"...was the last remnant of the stock in trade of a great Central American agricultural association, formed for building cities, raising the price of land, accommodating emigrants, and improvement generally. On the rich plains of the province of Vera Paz they had established the site of New Liverpool, which only wanted houses and a population to become a city." *
One of the tag-alongs on board was a man of the cloth, who duly asked permission to inflict some rites of passage on the local inhabitants, then predominantly Carib indians. The latter were initially suspicious of this padre, for he was unable to speak a word of Spanish, for them the one true badge of orthodoxy, but in due course "when they saw in him his gown and surplice, with the burning incense, all distrust vanished." More fool them.
The opportunities for holy wedlock were thin on the ground because most of PG's menfolk were out and about engaged in fishing and other bread-winning activities, so the main custom of the day presented itself as a long line of women with babes in arms. Stephens ruminates on his own roping-in that day:
"I became godfather to a Carib child; fortunately, its mother was an honest woman, and the father stood by at the time. In all probability I shall never have much to do with its training; and I can only hope that in due season it will multiply the name and make it respectable amongst the Caribs."

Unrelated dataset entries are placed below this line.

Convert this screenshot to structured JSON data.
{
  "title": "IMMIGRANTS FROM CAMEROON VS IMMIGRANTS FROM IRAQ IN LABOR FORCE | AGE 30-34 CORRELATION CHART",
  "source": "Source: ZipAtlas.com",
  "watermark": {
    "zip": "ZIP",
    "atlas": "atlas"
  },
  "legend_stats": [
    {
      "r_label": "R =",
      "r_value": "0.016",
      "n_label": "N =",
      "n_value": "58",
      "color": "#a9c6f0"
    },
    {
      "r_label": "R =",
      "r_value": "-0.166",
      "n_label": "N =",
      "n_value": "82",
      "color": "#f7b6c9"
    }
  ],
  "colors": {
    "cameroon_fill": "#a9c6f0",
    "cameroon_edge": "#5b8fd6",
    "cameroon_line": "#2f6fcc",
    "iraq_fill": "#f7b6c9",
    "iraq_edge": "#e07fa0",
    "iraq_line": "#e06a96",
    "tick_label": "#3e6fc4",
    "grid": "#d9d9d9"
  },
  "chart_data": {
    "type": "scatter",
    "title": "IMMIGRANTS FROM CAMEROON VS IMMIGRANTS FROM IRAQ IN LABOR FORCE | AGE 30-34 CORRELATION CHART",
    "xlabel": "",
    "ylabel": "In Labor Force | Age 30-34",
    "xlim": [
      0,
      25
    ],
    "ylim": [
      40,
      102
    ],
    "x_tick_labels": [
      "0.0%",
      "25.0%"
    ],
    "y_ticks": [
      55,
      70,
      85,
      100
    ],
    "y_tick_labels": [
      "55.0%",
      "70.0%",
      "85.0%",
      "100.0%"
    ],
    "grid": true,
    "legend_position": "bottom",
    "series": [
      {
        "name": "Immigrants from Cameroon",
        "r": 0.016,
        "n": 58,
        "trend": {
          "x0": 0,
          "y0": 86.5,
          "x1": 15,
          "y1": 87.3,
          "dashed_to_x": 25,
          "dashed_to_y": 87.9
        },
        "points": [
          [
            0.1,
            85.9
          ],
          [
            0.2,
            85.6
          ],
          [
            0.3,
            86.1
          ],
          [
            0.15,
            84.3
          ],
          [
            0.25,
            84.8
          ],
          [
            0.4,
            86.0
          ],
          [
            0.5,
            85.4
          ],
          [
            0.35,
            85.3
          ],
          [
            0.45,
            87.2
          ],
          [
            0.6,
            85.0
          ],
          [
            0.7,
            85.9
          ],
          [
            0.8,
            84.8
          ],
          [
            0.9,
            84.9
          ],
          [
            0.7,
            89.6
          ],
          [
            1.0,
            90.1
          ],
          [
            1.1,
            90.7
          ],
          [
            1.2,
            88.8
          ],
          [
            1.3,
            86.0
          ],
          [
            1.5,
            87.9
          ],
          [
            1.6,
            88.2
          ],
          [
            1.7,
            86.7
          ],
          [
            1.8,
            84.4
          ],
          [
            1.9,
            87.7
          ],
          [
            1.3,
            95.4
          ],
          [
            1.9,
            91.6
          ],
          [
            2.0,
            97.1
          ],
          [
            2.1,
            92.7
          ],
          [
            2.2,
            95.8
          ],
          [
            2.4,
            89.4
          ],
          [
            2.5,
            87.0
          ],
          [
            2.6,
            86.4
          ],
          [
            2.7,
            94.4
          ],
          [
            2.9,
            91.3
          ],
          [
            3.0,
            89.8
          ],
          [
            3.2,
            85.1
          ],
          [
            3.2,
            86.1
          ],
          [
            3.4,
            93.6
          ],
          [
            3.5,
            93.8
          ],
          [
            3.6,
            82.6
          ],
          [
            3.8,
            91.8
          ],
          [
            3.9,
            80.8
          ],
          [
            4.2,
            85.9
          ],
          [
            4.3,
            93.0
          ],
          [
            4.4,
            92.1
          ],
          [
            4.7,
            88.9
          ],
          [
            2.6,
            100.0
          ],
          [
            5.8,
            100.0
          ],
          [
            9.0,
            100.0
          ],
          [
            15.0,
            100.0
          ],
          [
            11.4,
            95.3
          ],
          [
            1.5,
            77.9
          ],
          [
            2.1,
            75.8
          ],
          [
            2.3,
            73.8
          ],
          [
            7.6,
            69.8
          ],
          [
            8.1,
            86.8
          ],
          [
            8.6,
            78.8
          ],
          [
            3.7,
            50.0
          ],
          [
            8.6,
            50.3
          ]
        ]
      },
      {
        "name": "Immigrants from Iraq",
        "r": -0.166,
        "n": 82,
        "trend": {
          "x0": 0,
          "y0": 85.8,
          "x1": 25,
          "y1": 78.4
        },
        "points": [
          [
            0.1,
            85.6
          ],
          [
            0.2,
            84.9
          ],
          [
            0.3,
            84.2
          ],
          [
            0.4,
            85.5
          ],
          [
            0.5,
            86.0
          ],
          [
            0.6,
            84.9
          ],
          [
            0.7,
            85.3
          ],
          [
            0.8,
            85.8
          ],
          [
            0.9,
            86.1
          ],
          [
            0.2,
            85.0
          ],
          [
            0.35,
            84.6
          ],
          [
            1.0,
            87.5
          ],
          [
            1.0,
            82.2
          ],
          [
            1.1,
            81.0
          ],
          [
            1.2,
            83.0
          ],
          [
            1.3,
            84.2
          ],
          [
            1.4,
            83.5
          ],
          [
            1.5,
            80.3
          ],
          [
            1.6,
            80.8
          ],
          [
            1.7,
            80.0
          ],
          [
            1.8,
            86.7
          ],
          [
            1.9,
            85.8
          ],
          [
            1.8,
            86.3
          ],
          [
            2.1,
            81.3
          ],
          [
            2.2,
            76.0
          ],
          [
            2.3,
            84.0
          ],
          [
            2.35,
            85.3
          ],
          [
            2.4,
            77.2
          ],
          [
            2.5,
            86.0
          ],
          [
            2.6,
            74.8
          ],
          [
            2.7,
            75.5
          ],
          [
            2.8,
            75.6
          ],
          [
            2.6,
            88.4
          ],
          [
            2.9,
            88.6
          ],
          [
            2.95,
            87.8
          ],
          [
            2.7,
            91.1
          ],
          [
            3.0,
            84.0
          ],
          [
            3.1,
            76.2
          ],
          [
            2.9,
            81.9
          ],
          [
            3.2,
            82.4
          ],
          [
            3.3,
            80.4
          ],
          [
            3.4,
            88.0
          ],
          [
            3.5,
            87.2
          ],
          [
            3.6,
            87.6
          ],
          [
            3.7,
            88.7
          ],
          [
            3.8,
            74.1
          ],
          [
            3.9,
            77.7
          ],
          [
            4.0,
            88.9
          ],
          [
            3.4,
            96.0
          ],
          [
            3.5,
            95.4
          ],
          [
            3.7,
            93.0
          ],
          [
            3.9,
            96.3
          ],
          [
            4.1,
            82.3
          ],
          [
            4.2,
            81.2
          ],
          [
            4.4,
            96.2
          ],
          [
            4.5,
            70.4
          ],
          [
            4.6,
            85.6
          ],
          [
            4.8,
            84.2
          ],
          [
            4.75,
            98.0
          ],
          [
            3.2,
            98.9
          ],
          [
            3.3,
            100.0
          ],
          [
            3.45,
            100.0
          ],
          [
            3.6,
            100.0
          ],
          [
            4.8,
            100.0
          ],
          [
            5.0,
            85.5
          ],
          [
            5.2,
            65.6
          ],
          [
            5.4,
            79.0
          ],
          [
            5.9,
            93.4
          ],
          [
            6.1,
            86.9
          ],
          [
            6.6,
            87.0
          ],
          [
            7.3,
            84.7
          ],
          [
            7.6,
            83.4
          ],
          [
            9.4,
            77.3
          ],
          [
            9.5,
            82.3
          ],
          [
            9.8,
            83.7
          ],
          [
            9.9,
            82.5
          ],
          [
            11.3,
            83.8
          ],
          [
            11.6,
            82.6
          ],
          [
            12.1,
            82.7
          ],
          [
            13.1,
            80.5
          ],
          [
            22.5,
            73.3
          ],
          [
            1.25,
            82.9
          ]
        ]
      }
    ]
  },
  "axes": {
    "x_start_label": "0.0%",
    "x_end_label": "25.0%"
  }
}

* This detail reminded me of a passage I read earlier this week in Jon Lee Anderson's biography of Che Guevara. The soon-to-be-born revolutionary's mother had just eloped with Guevara Lynch to the rather leafy frontier district of Misiones, funding her new husband's dream of owning a Yerba Mate plantation out of her inheritance. There they got about on the Ibera, "a Victorian paddle-wheel steamer that had done prior service carrying British colonials up the Nile." Are you thinking what I'm thinking? How the heck did it get across the pond?